Der in Cambridge (Massachusetts, USA) geborene Robert Paine studierte in Harvard. Nach seiner Zeit in der Armee, die er als Bataillonsgärtner verbrachte, konzentrierte er seine Forschungen auf marine Wirbellose. Seine Studien der Beziehung zwischen Seesternen und Muscheln an der US-Pazifikküste führten ihn zum Konzept der Schlüsselart, die überproportionalen Einfluss auf das Ökosystem hat.

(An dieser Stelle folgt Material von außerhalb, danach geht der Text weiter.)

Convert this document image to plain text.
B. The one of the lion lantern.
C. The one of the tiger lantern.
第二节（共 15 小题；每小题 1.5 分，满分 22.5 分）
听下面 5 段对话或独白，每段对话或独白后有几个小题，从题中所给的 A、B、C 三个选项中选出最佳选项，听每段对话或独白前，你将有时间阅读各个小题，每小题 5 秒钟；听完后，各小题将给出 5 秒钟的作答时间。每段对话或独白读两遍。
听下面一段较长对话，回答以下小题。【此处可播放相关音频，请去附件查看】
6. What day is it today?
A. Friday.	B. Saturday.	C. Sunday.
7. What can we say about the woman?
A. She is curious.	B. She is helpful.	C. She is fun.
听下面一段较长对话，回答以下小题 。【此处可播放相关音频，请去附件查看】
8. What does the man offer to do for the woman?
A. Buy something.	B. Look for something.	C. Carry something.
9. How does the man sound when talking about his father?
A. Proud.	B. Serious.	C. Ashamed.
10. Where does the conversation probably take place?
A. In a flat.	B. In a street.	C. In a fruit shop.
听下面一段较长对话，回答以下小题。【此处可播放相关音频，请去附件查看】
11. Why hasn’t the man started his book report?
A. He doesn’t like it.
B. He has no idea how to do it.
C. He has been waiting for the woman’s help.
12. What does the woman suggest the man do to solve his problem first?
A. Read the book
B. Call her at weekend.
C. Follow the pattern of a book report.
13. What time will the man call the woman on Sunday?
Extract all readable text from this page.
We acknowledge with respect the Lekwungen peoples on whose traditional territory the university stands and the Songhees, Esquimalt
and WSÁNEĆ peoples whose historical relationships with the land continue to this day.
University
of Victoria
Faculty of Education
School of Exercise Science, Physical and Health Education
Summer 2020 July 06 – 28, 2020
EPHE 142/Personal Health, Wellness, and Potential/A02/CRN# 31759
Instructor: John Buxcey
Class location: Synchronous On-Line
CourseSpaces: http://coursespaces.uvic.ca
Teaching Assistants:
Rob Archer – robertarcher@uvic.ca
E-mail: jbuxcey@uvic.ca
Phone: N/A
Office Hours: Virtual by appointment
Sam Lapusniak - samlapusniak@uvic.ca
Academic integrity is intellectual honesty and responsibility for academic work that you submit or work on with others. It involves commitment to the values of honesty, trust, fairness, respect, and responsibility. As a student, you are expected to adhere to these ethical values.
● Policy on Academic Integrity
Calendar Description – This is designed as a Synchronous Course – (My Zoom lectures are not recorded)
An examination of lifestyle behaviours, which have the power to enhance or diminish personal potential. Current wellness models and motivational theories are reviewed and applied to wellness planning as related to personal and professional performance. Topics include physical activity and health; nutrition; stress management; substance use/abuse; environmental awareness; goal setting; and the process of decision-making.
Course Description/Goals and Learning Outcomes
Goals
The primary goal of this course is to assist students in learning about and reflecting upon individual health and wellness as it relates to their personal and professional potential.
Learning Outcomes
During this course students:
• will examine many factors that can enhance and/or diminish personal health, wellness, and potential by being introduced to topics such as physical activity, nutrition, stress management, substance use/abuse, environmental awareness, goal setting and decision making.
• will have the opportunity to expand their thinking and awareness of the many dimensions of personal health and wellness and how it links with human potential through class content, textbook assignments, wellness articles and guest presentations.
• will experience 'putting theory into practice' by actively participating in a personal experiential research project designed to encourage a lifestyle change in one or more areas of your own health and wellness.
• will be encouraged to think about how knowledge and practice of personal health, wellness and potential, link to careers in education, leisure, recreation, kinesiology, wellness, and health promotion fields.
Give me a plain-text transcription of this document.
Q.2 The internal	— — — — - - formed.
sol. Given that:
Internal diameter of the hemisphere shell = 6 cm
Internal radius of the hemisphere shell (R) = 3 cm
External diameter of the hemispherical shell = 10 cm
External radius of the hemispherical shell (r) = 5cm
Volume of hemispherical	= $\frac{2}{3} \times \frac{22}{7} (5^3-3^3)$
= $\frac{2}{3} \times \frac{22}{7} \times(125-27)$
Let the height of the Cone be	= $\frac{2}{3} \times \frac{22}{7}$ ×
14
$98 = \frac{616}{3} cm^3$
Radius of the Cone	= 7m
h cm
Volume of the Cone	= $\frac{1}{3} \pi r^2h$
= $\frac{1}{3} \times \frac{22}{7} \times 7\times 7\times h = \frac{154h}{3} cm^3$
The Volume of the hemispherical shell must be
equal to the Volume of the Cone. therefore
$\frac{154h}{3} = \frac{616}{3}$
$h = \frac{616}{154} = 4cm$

Paine war die meiste Zeit seines Arbeitslebens an der Universität von Washington in Seattle tätig, wo er manipulative Freilandexperimente populär machte – die »Tritt-es-und-guck«-Ökologie. Er erhielt im Jahr 2013 von der Nationalen Wissenschaftsakademie den International Cosmos Award. 2016 starb er.

Hauptwerke

1966 Food Web Complexity and Species Diversity, in: American Naturalist

1969 A Note on Trophic Complexity and Community Stability, in: American Naturalist

1994 Marine Rocky Shores and Community Ecology: An Experimentalist’s Perspective

Die Rückkehr des Bibers nach Großbritannien


Biber wurden in Großbritannien vor 400 Jahren ausgerottet, heute ist der Nutzen dieser Schlüsselart besser bekannt. Sie sind natürliche Baumeister, die Dämme und Kanäle bauen. Ihre Anwesenheit erhöht die Artenvielfalt.

2009 wurden elf Biber im Knapdale Forest (Schottland) freigelassen, 2011 setzte der Devon Wildlife Trust ein Paar in einem umzäunten Gebiet aus. Bei beiden Projekten wurde genau beobachtet, was daraufhin in der Umwelt geschah. Im Knapdale Forest veränderten die Biberdämme den Wasserstand eines Sees. In Devon bauten die Biber mehrere Dämme im Oberlauf des Flusses Tamar, wodurch 13 neue Weiher entstanden, was die Umgebung feuchter machte.

Die neuen Feuchtgebiete in Devon führten dazu, dass nun mehr Bryophytenarten (Moose und Lebermoose) vorkommen, die Zahl der Arten aquatischer Wirbelloser ist von 14 auf 41 gestiegen. Die Zunahme an Fluginsekten hat die Vielfalt der Fledermäuse verbessert; zwei seltene Arten sind in das Gebiet eingewandert. Weitere Auswilderungsprogramme sind in Großbritannien geplant.